State Law Limits Idling of Diesel Vehicles


On June 9, 2006, Public Act 094-0845 was signed into law, which prohibits diesel vehicles of more than 8,000 pounds (heavy-duty trucks and buses) from idling for more than ten minutes per hour when they are parked. This law will reduce diesel emissions that contribute to poor air quality while limiting unnecessary idling that wastes fuel. On average, one hour of idling uses up to one gallon of diesel fuel. A truck that idles for six hours per day will waste about $8,250 of diesel fuel per year with diesel costing $5.00 per gallon. Excess idling also increases engine maintenance costs and shortens engine life.

The law took effect July 1, 2006, and it only applies in the Chicagoland area and in the St. Louis Metro-East region. Exemptions to the law are described below. Another Illinois law prohibits a person from leaving a vehicle unattended on a public roadway for any amount of time while the engine is running. This law applies statewide.

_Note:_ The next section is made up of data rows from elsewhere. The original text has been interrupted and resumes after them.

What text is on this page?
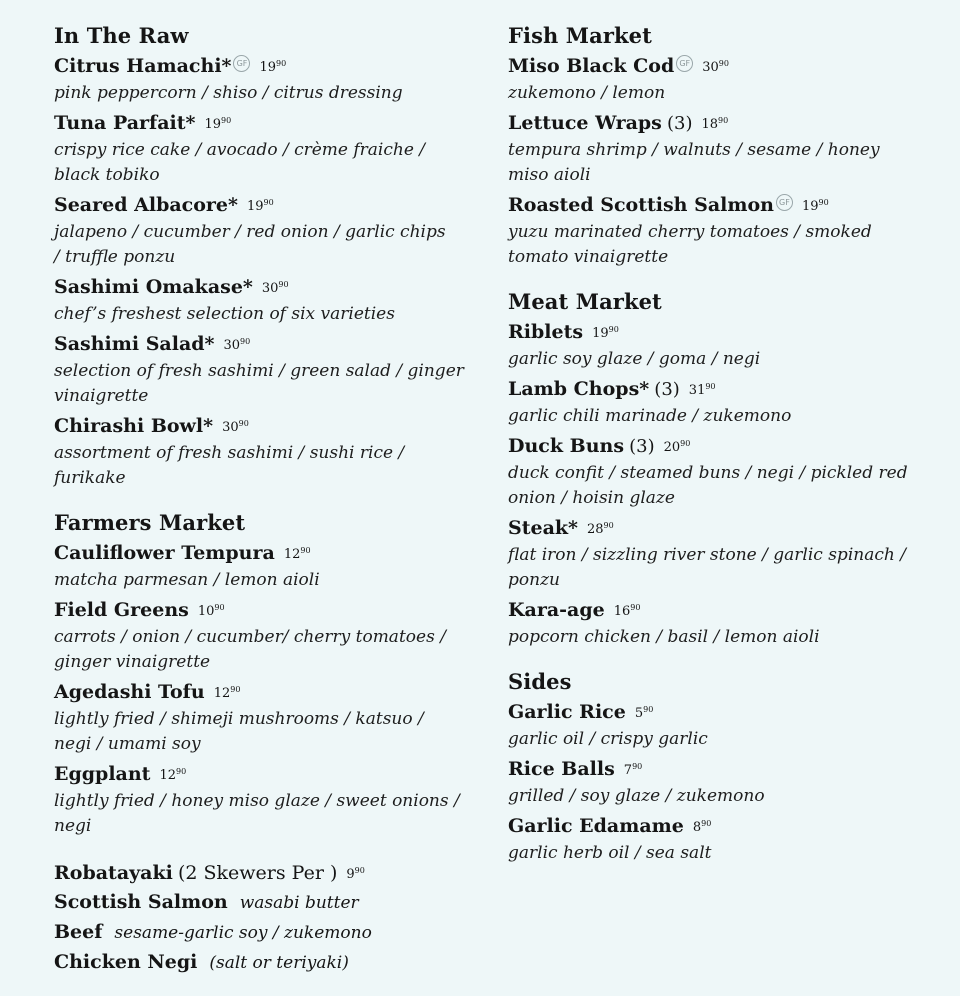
In The Raw
Citrus Hamachi* GF $19^{90}$
pink peppercorn / shiso / citrus dressing
Tuna Parfait* $19^{90}$
crispy rice cake / avocado / crème fraiche /
black tobiko
Seared Albacore* $19^{90}$
jalapeno / cucumber / red onion / garlic chips
/ truffle ponzu
Sashimi Omakase* $30^{90}$
chef’s freshest selection of six varieties
Sashimi Salad* $30^{90}$
selection of fresh sashimi / green salad / ginger
vinaigrette
Chirashi Bowl* $30^{90}$
assortment of fresh sashimi / sushi rice /
furikake
Farmers Market
Cauliflower Tempura $12^{90}$
matcha parmesan / lemon aioli
Field Greens $10^{90}$
carrots / onion / cucumber/ cherry tomatoes /
ginger vinaigrette
Agedashi Tofu $12^{90}$
lightly fried / shimeji mushrooms / katsuo /
negi / umami soy
Eggplant $12^{90}$
lightly fried / honey miso glaze / sweet onions /
negi
Robatayaki (2 Skewers Per ) $9^{90}$
Scottish Salmon wasabi butter
Beef sesame-garlic soy / zukemono
Chicken Negi (salt or teriyaki)
Fish Market
Miso Black Cod GF $30^{90}$
zukemono / lemon
Lettuce Wraps (3) $18^{90}$
tempura shrimp / walnuts / sesame / honey
miso aioli
Roasted Scottish Salmon GF $19^{90}$
yuzu marinated cherry tomatoes / smoked
tomato vinaigrette
Meat Market
Riblets $19^{90}$
garlic soy glaze / goma / negi
Lamb Chops* (3) $31^{90}$
garlic chili marinade / zukemono
Duck Buns (3) $20^{90}$
duck confit / steamed buns / negi / pickled red
onion / hoisin glaze
Steak* $28^{90}$
flat iron / sizzling river stone / garlic spinach /
ponzu
Kara-age $16^{90}$
popcorn chicken / basil / lemon aioli
Sides
Garlic Rice $5^{90}$
garlic oil / crispy garlic
Rice Balls $7^{90}$
grilled / soy glaze / zukemono
Garlic Edamame $8^{90}$
garlic herb oil / sea salt
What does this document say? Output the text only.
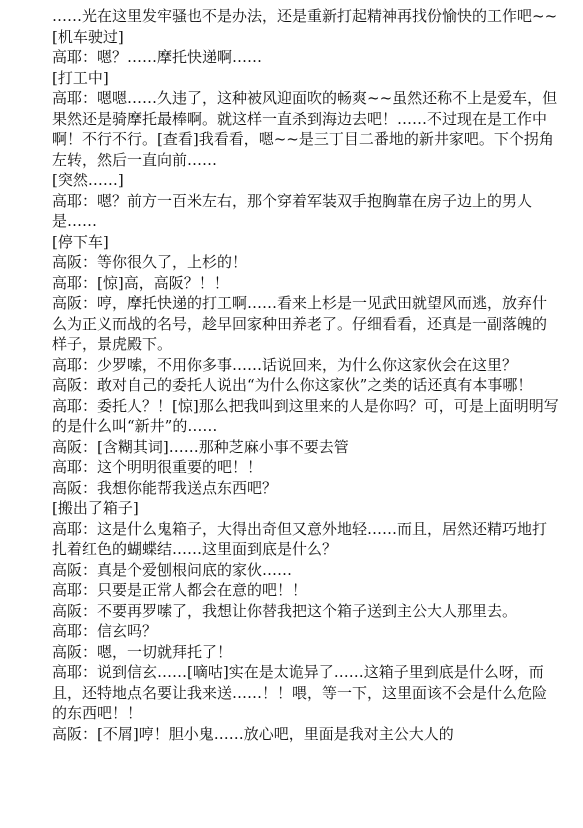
……光在这里发牢骚也不是办法，还是重新打起精神再找份愉快的工作吧~~

[机车驶过]

高耶：嗯？……摩托快递啊……

[打工中]

高耶：嗯嗯……久违了，这种被风迎面吹的畅爽~~虽然还称不上是爱车，但果然还是骑摩托最棒啊。就这样一直杀到海边去吧！……不过现在是工作中啊！不行不行。[查看]我看看，嗯~~是三丁目二番地的新井家吧。下个拐角左转，然后一直向前……

[突然……]

高耶：嗯？前方一百米左右，那个穿着军装双手抱胸靠在房子边上的男人是……

[停下车]

高阪：等你很久了，上杉的！

高耶：[惊]高，高阪？！！

高阪：哼，摩托快递的打工啊……看来上杉是一见武田就望风而逃，放弃什么为正义而战的名号，趁早回家种田养老了。仔细看看，还真是一副落魄的样子，景虎殿下。

高耶：少罗嗦，不用你多事……话说回来，为什么你这家伙会在这里？

高阪：敢对自己的委托人说出“为什么你这家伙”之类的话还真有本事哪！

高耶：委托人？！[惊]那么把我叫到这里来的人是你吗？可，可是上面明明写的是什么叫“新井”的……

高阪：[含糊其词]……那种芝麻小事不要去管

高耶：这个明明很重要的吧！！

高阪：我想你能帮我送点东西吧？

[搬出了箱子]

高耶：这是什么鬼箱子，大得出奇但又意外地轻……而且，居然还精巧地打扎着红色的蝴蝶结……这里面到底是什么？

高阪：真是个爱刨根问底的家伙……

高耶：只要是正常人都会在意的吧！！

高阪：不要再罗嗦了，我想让你替我把这个箱子送到主公大人那里去。

高耶：信玄吗？

高阪：嗯，一切就拜托了！

高耶：说到信玄……[嘀咕]实在是太诡异了……这箱子里到底是什么呀，而且，还特地点名要让我来送……！！喂，等一下，这里面该不会是什么危险的东西吧！！

高阪：[不屑]哼！胆小鬼……放心吧，里面是我对主公大人的
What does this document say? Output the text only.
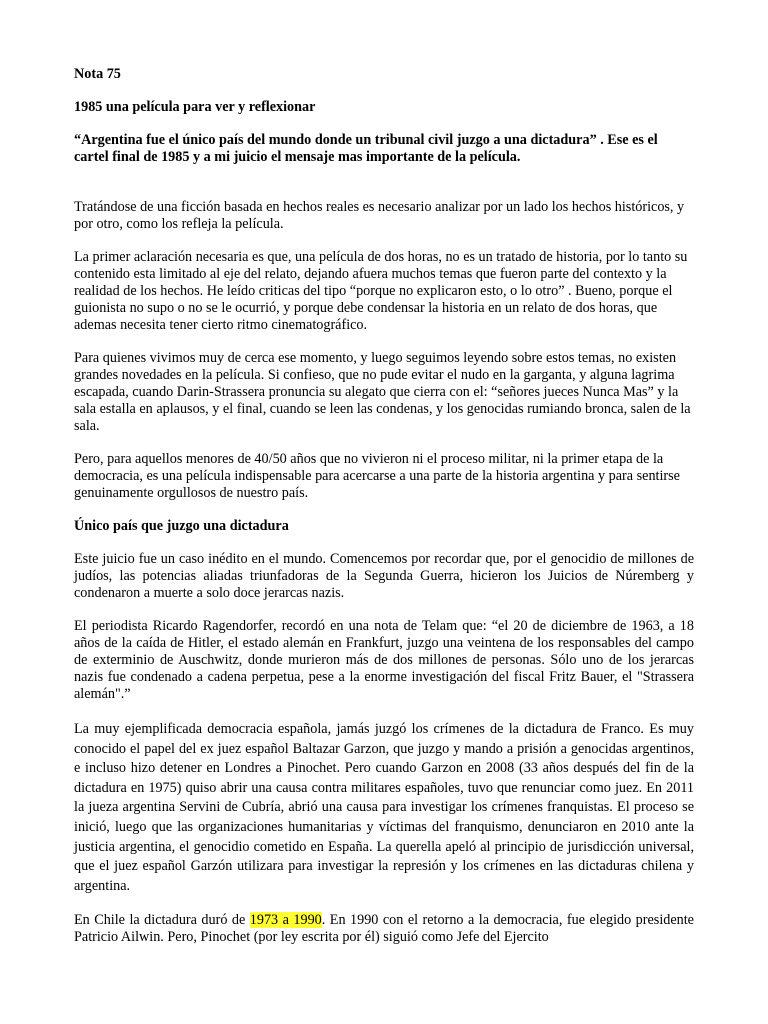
Nota 75

1985 una película para ver y reflexionar

“Argentina fue el único país del mundo donde un tribunal civil juzgo a una dictadura” . Ese es el cartel final de 1985 y a mi juicio el mensaje mas importante de la película.

Tratándose de una ficción basada en hechos reales es necesario analizar por un lado los hechos históricos, y por otro, como los refleja la película.

La primer aclaración necesaria es que, una película de dos horas, no es un tratado de historia, por lo tanto su contenido esta limitado al eje del relato, dejando afuera muchos temas que fueron parte del contexto y la realidad de los hechos. He leído criticas del tipo “porque no explicaron esto, o lo otro” . Bueno, porque el guionista no supo o no se le ocurrió, y porque debe condensar la historia en un relato de dos horas, que ademas necesita tener cierto ritmo cinematográfico.

Para quienes vivimos muy de cerca ese momento, y luego seguimos leyendo sobre estos temas, no existen grandes novedades en la película. Si confieso, que no pude evitar el nudo en la garganta, y alguna lagrima escapada, cuando Darin-Strassera pronuncia su alegato que cierra con el: “señores jueces Nunca Mas” y la sala estalla en aplausos, y el final, cuando se leen las condenas, y los genocidas rumiando bronca, salen de la sala.

Pero, para aquellos menores de 40/50 años que no vivieron ni el proceso militar, ni la primer etapa de la democracia, es una película indispensable para acercarse a una parte de la historia argentina y para sentirse genuinamente orgullosos de nuestro país.

Único país que juzgo una dictadura

Este juicio fue un caso inédito en el mundo. Comencemos por recordar que, por el genocidio de millones de judíos, las potencias aliadas triunfadoras de la Segunda Guerra, hicieron los Juicios de Núremberg y condenaron a muerte a solo doce jerarcas nazis.

El periodista Ricardo Ragendorfer, recordó en una nota de Telam que: “el 20 de diciembre de 1963, a 18 años de la caída de Hitler, el estado alemán en Frankfurt, juzgo una veintena de los responsables del campo de exterminio de Auschwitz, donde murieron más de dos millones de personas. Sólo uno de los jerarcas nazis fue condenado a cadena perpetua, pese a la enorme investigación del fiscal Fritz Bauer, el "Strassera alemán".”

La muy ejemplificada democracia española, jamás juzgó los crímenes de la dictadura de Franco. Es muy conocido el papel del ex juez español Baltazar Garzon, que juzgo y mando a prisión a genocidas argentinos, e incluso hizo detener en Londres a Pinochet. Pero cuando Garzon en 2008 (33 años después del fin de la dictadura en 1975) quiso abrir una causa contra militares españoles, tuvo que renunciar como juez. En 2011 la jueza argentina Servini de Cubría, abrió una causa para investigar los crímenes franquistas. El proceso se inició, luego que las organizaciones humanitarias y víctimas del franquismo, denunciaron en 2010 ante la justicia argentina, el genocidio cometido en España. La querella apeló al principio de jurisdicción universal, que el juez español Garzón utilizara para investigar la represión y los crímenes en las dictaduras chilena y argentina.

En Chile la dictadura duró de 1973 a 1990. En 1990 con el retorno a la democracia, fue elegido presidente Patricio Ailwin. Pero, Pinochet (por ley escrita por él) siguió como Jefe del Ejercito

Diesel exhaust and air quality

Diesel trucks and buses account for approximately 50 percent of the particulate matter (PM) and oxides of nitrogen (NOx) air pollution from on-road vehicles in Illinois. PM and NOx may contribute to a variety of health effects, including nausea, headaches, increased risk of asthma attacks, lung cancer, and premature death. Children and people with lung and heart conditions are generally the most sensitive to diesel exhaust. Millions of tons of air pollution are emitted every year in the U.S. by trucks and buses that idle while parked.

Affected counties

The new law only applies in areas that do not meet federal air quality standards, specifically:

Chicago area:

  • Cook County
  • DuPage County
  • Lake County
  • Kane County
  • McHenry County
  • Will County
  • Aux Sable and Goose Lake townships in Grundy County
  • Oswego Township in Kendall County

Metropolitan East St. Louis:

  • Madison County
  • St. Clair County
  • Monroe County

Special provisions for school buses and passenger buses.

The Illinois EPA recommends that school buses idle for no more than five minutes, and many schools have voluntarily adopted the five minute rule. Under the new law, parked buses may idle for up to ten minutes per hour when there are no passengers on board and fifteen minutes per hour to maintain passenger comfort (e.g., heat) while passengers other than the driver are on board. Exemptions may apply (see below).

The health of school children, bus drivers and those in the school building may be affected by idling school buses. School, business, and local government fleets may download additional information on idling at or request a packet of idle-reduction materials to be mailed to them by calling (217) 557-1441.

Applicability to diesel passenger cars and light-duty trucks

Nearly all diesel-powered passenger cars and light-duty trucks have a gross vehicle weight rating below 8000 pounds and, therefore, are exempt.

Other exemptions from the ten minute limit

  • When the outdoor air temperature is below 32 degrees or above 80 degrees.
  • When idling is necessary to operate equipment to prevent a safety or health emergency; for maintenance, repair, etc., or to operate auxiliary equipment.
  • Idling due to traffic congestion, loading/unloading, or mechanical difficulties.
  • When drivers are sleeping in a sleeper berth.
  • Exempt equipment includes:
    • Police, fire ambulance and other emergency/public safety vehicles used in an emergency capacity.
    • Airport ground support vehicles.
    • Armored vehicles when a person remains inside to guard the contents.
    • Certain farm vehicles.
    • A bus owned by a public transportation agency that is being operated on or between designated bus routes.
    • Vehicles owned by an electric utility that are running the engine to operate repair equipment.

Idling to ensure engine restart

Drivers sometimes idle diesel vehicles because there is a concern that the engine will not readily restart after being turned off. However, most diesel vehicles on the road today have technologies that allow for consistent restarts, even in cold weather. In fact, engine manufacturers recommend that engines be turned off to reduce fuel use and engine wear.


The idling law can only be enforced by state, county and local police and not the Illinois EPA. Voluntary compliance through education, outreach to affected drivers, and reports of excessive idling from citizens will all help to aid state and local police with enforcement of the law.


A violator could be fined $50 for a first offense and $150 for a second or subsequent offense within any 12-month period.

How to report excessive idling

Call the state, county or local police as they have the authority to enforce motor vehicle and traffic-related laws. Please do not contact the Illinois EPA to report excessive idling.